Everything is a distributed object

Lothar Schenk lothar.schenk at gmx.de
Sun Oct 8 11:11:54 UTC 2006


Am Samstag, 7. Oktober 2006 21:41 schrieb Martin Drautzburg:

> As a sidenote: I have difficulties to understand how Smalltalk works,
> especially the way method calls eventually resolve to primitive calls.

Take this method in Object for example:

Object>>basicAt: index put: value 

	"Primitive. Assumes receiver is indexable. Store the second argument 
	value in the indexable element of the receiver indicated by index. Fail 
	if the index is not an Integer or is out of bounds. Or fail if the value is 
	not of the right type for this kind of collection. Answer the value that 
	was stored. Essential. Do not override in a subclass. See Object 
	documentation whatIsAPrimitive."

	<primitive: 61>
	index isInteger
		ifTrue: [(index >= 1 and: [index <= self size])
					ifTrue: [self errorImproperStore]
					ifFalse: [self errorSubscriptBounds: index]].
	index isNumber
		ifTrue: [^self basicAt: index asInteger put: value]
		ifFalse: [self errorNonIntegerIndex]

The thing in the brackets

<primitive: 61>

is a primitive call. The number 61 tells the VM which primitive to execute. 
(There are also named primitives which were added later on.)

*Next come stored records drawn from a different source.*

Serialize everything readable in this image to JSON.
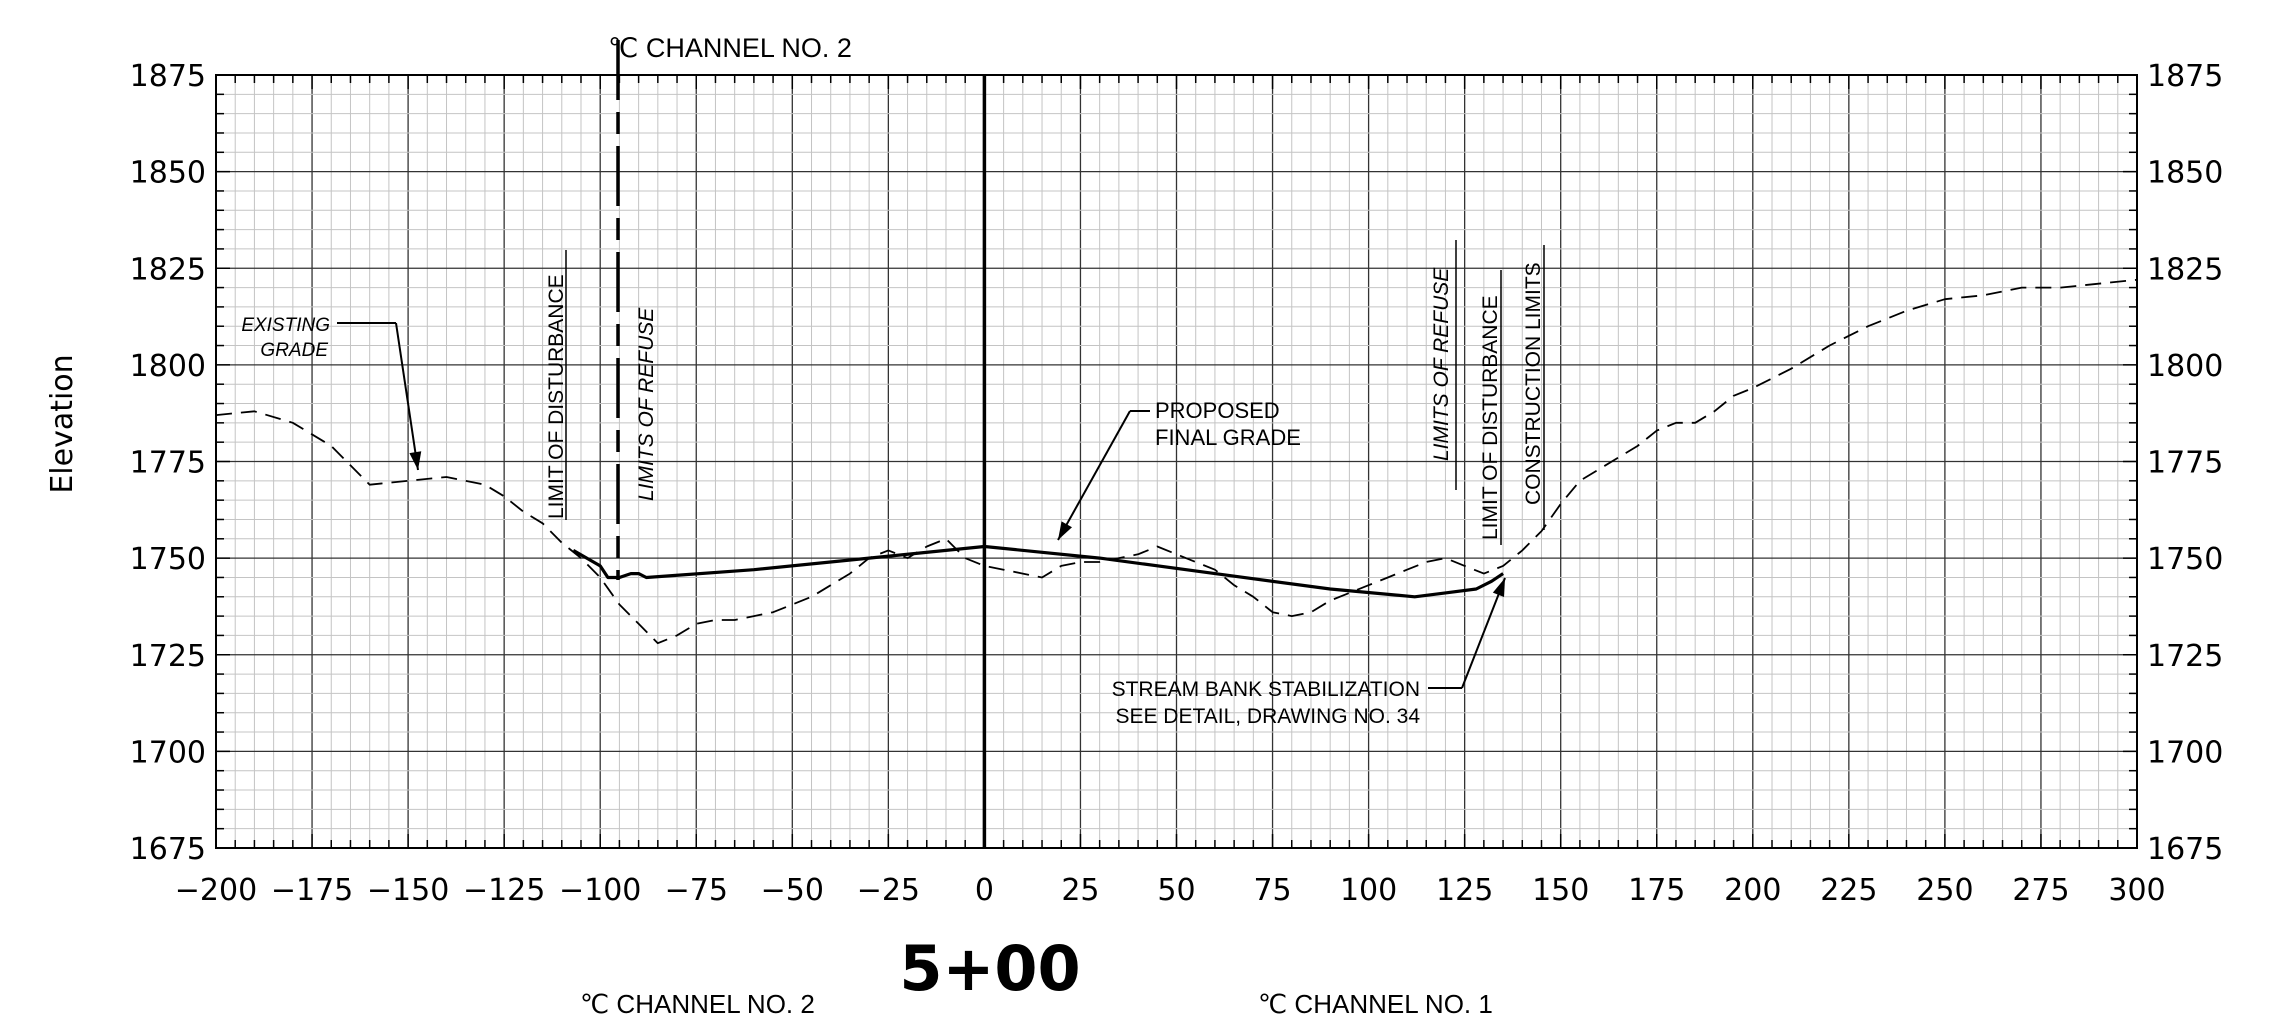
{
  "chart_data": {
    "type": "line",
    "title": "5+00",
    "xlabel": "",
    "ylabel": "Elevation",
    "xlim": [
      -200,
      300
    ],
    "ylim": [
      1675,
      1875
    ],
    "x_ticks": [
      -200,
      -175,
      -150,
      -125,
      -100,
      -75,
      -50,
      -25,
      0,
      25,
      50,
      75,
      100,
      125,
      150,
      175,
      200,
      225,
      250,
      275,
      300
    ],
    "y_ticks": [
      1675,
      1700,
      1725,
      1750,
      1775,
      1800,
      1825,
      1850,
      1875
    ],
    "grid": true,
    "series": [
      {
        "name": "EXISTING GRADE",
        "style": "dashed",
        "x": [
          -200,
          -190,
          -180,
          -170,
          -160,
          -150,
          -140,
          -135,
          -130,
          -125,
          -120,
          -115,
          -110,
          -105,
          -100,
          -95,
          -90,
          -85,
          -80,
          -75,
          -70,
          -65,
          -60,
          -55,
          -50,
          -45,
          -40,
          -35,
          -30,
          -25,
          -20,
          -15,
          -10,
          -5,
          0,
          5,
          10,
          15,
          20,
          25,
          30,
          35,
          40,
          45,
          50,
          55,
          60,
          65,
          70,
          75,
          80,
          85,
          90,
          95,
          100,
          105,
          110,
          115,
          120,
          125,
          130,
          135,
          140,
          145,
          150,
          155,
          160,
          165,
          170,
          175,
          180,
          185,
          190,
          195,
          200,
          210,
          220,
          230,
          240,
          250,
          260,
          270,
          280,
          290,
          300
        ],
        "y": [
          1787,
          1788,
          1785,
          1779,
          1769,
          1770,
          1771,
          1770,
          1769,
          1766,
          1762,
          1759,
          1754,
          1750,
          1745,
          1738,
          1733,
          1728,
          1730,
          1733,
          1734,
          1734,
          1735,
          1736,
          1738,
          1740,
          1743,
          1746,
          1750,
          1752,
          1750,
          1753,
          1755,
          1750,
          1748,
          1747,
          1746,
          1745,
          1748,
          1749,
          1749,
          1750,
          1751,
          1753,
          1751,
          1749,
          1747,
          1743,
          1740,
          1736,
          1735,
          1736,
          1739,
          1741,
          1743,
          1745,
          1747,
          1749,
          1750,
          1748,
          1746,
          1748,
          1752,
          1757,
          1764,
          1770,
          1773,
          1776,
          1779,
          1783,
          1785,
          1785,
          1788,
          1792,
          1794,
          1799,
          1805,
          1810,
          1814,
          1817,
          1818,
          1820,
          1820,
          1821,
          1822
        ]
      },
      {
        "name": "PROPOSED FINAL GRADE",
        "style": "solid",
        "x": [
          -107,
          -100,
          -98,
          -95,
          -92,
          -90,
          -88,
          -60,
          -30,
          0,
          30,
          60,
          90,
          112,
          120,
          128,
          132,
          135
        ],
        "y": [
          1752,
          1748,
          1745,
          1745,
          1746,
          1746,
          1745,
          1747,
          1750,
          1753,
          1750,
          1746,
          1742,
          1740,
          1741,
          1742,
          1744,
          1746
        ]
      }
    ],
    "annotations": {
      "channel_top": "℃ CHANNEL NO. 2",
      "existing_grade_1": "EXISTING",
      "existing_grade_2": "GRADE",
      "limit_disturbance_left": "LIMIT OF DISTURBANCE",
      "limits_refuse_left": "LIMITS OF REFUSE",
      "proposed_1": "PROPOSED",
      "proposed_2": "FINAL GRADE",
      "limits_refuse_right": "LIMITS OF REFUSE",
      "limit_disturbance_right": "LIMIT OF DISTURBANCE",
      "construction_limits": "CONSTRUCTION LIMITS",
      "stream_bank_1": "STREAM BANK STABILIZATION",
      "stream_bank_2": "SEE DETAIL, DRAWING NO. 34",
      "bottom_channel_2": "℃ CHANNEL NO. 2",
      "bottom_channel_1": "℃ CHANNEL NO. 1"
    }
  }
}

If the primitive succeeds then the method returns. If the primitive fails then 
the rest of the method is executed, in this case an attempt to recover or 
give a meaningful failure message.

> I'd 
> be most grateful for an explanation the other way round, i.e. starting with
> the primitives and the way the entire system builds up from them.

Read

http://users.ipa.net/~dwighth/smalltalk/bluebook/bluebook_imp_toc.html

for a description of the ST80 virtual machine (the ancestor of the Squeak VM).